Rusya Federasyonu Devlet Başkanı Medvedev’in tarihî ziyaretiyle Türkiye’nin, dünyanın ikinci büyük gücüyle ‘stratejik ortaklığı’ ve 100 milyar dolarlık dış ticaret hacmi
hedef alınması; Yunanistan’a gene tarihî bir dostluk ziyareti ve
İran ile dünya barışını doğrudan ilgilendiren ‘
Nükleer Takas Anlaşması’nın imzalanması, Türkiye’yi bir anda dünya gündeminin baş aktörü hâline getirmiştir.

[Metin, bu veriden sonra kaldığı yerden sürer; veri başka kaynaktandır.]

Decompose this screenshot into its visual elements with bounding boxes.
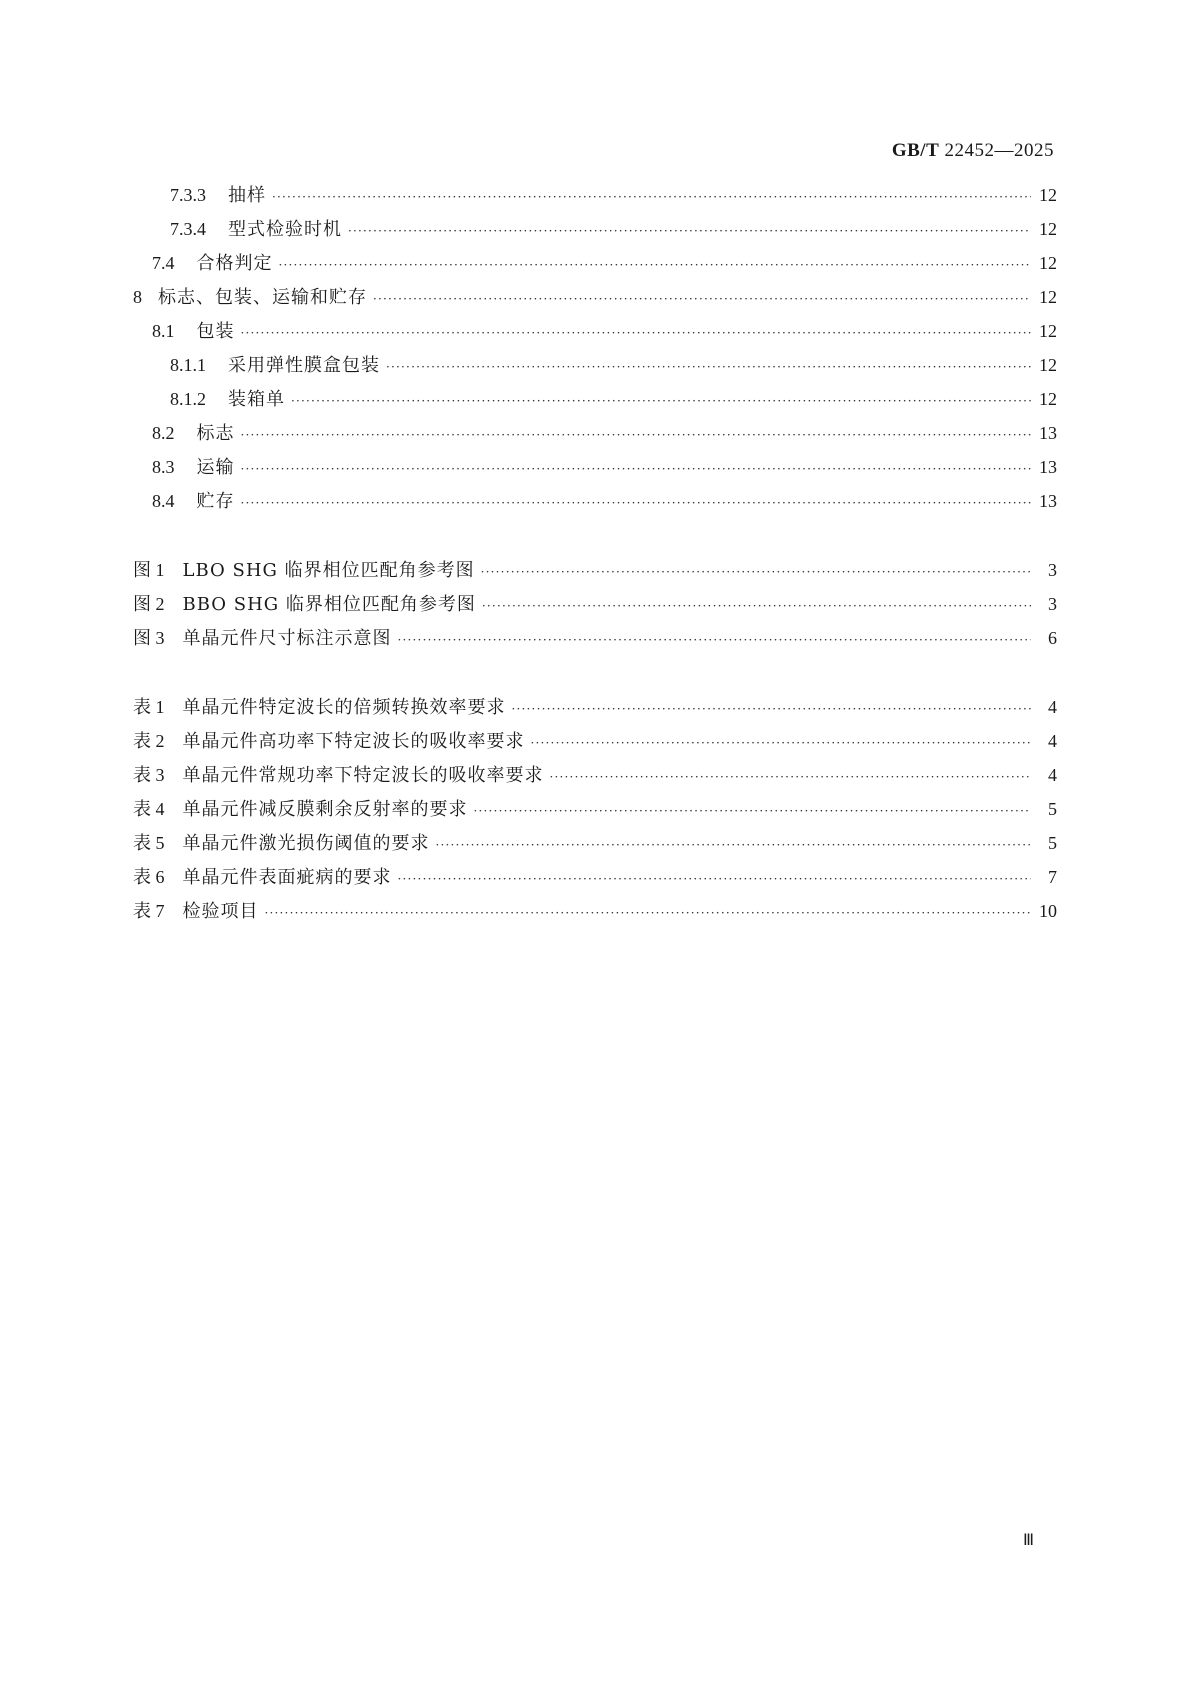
table-entry-number: 表 2: [133, 731, 165, 751]
table-entry[interactable]: [133, 898, 1057, 924]
standard-code-prefix: GB/T: [891, 140, 940, 161]
toc-entry[interactable]: [152, 420, 1057, 446]
table-entry-title: 单晶元件激光损伤阈值的要求: [182, 833, 430, 854]
toc-entry-number: 8: [133, 287, 142, 307]
figure-entry-page: 3: [1048, 594, 1057, 614]
toc-entry[interactable]: [133, 284, 1057, 310]
toc-entry-title: 包装: [196, 321, 235, 342]
toc-entry-title: 运输: [196, 457, 235, 478]
toc-entry-page: 12: [1039, 355, 1057, 375]
toc-entry[interactable]: [152, 250, 1057, 276]
toc-entry-page: 12: [1039, 287, 1057, 307]
dot-leader: [279, 252, 1032, 278]
dot-leader: [272, 184, 1031, 210]
table-entry-title: 单晶元件表面疵病的要求: [182, 867, 392, 888]
table-entry[interactable]: [133, 694, 1057, 720]
dot-leader: [241, 320, 1032, 346]
figure-entry-title: LBO SHG 临界相位匹配角参考图: [182, 560, 475, 581]
dot-leader: [241, 456, 1032, 482]
toc-entry-page: 13: [1039, 423, 1057, 443]
dot-leader: [482, 593, 1031, 619]
page-folio: Ⅲ: [1023, 1532, 1035, 1549]
figure-entry-page: 3: [1048, 560, 1057, 580]
figure-entry-title: BBO SHG 临界相位匹配角参考图: [182, 594, 476, 615]
toc-entry-title: 型式检验时机: [228, 219, 342, 240]
table-entry-number: 表 7: [133, 901, 165, 921]
figure-entry[interactable]: [133, 625, 1057, 651]
table-entry-page: 5: [1048, 833, 1057, 853]
dot-leader: [550, 764, 1032, 790]
toc-entry-number: 8.1: [152, 321, 175, 341]
table-entry-page: 5: [1048, 799, 1057, 819]
toc-entry-number: 8.1.1: [170, 355, 206, 375]
toc-entry-number: 8.3: [152, 457, 175, 477]
toc-entry-number: 7.3.3: [170, 185, 206, 205]
toc-entry-page: 12: [1039, 321, 1057, 341]
table-entry-page: 7: [1048, 867, 1057, 887]
toc-entry-title: 装箱单: [228, 389, 285, 410]
table-entry[interactable]: [133, 796, 1057, 822]
dot-leader: [398, 627, 1032, 653]
toc-entry-title: 抽样: [228, 185, 266, 206]
dot-leader: [241, 490, 1032, 516]
toc-entry[interactable]: [170, 216, 1057, 242]
toc-entry[interactable]: [152, 318, 1057, 344]
toc-entry-title: 合格判定: [196, 253, 273, 274]
table-entry-page: 10: [1039, 901, 1057, 921]
toc-entry-number: 8.1.2: [170, 389, 206, 409]
table-entry-number: 表 4: [133, 799, 165, 819]
toc-entry[interactable]: [170, 182, 1057, 208]
table-entry-title: 单晶元件高功率下特定波长的吸收率要求: [182, 731, 525, 752]
table-entry-number: 表 3: [133, 765, 165, 785]
dot-leader: [348, 218, 1031, 244]
toc-entry-number: 8.2: [152, 423, 175, 443]
table-entry[interactable]: [133, 728, 1057, 754]
table-entry-title: 单晶元件减反膜剩余反射率的要求: [182, 799, 468, 820]
toc-entry[interactable]: [170, 386, 1057, 412]
standard-code: [892, 140, 1054, 162]
toc-entry-page: 13: [1039, 491, 1057, 511]
dot-leader: [512, 696, 1032, 722]
toc-entry-page: 12: [1039, 389, 1057, 409]
toc-entry[interactable]: [152, 488, 1057, 514]
toc-entry-number: 7.3.4: [170, 219, 206, 239]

Dışişleri Bakanı Davutoğlu’nun saatler süren ikna gayretlerinden ve başarılı diplomasisinin ardından, son yıllarda dünya kamuoyunu en fazla işgâl eden İran’ın nükleer
bomba krizi çözümlenmiştir. Bu diplomasi zaferinde, hiç şüphesiz artık diplomatik dehasını bütün uluslararası diplomasi çevrelerinin de kabul ettiği Prof. Dr.
Ahmet Davutoğlu kadar, İran nezdindeki bütün ağırlığı ve güvenilirliğiyle Başbakan Erdoğan’ın da rolü ve payı vardır. Bu arada,
Brezilya Devlet Başkanı Da Silva’yı da olumlu katkılarından dolayı zikretmek gerekir.
Lâkin, bunun Türkiye’nin bir zaferi olduğunu unutmamak lâzımdır. Aynı zamanda BM
Güvenlik Konseyi üyesi de olan Türkiye’nin Başbakanı, ABD’nin ve İsrail’in baskılarına ve savaş çığlıklarına kulaklarını tıkamış ve ABD’nin son
ambargo ısrarına karşı koymuştur.
Türkiye’yi dış politikada zaferden zafere götüren Erdoğan’a, Davutoğlu’na ve Gül’e şükran borçluyuz.
Son İran Barışı dolayısıyla Erdoğan’ın ve Gül’ün barış ödülünü hak ettiğini düşünüyoruz.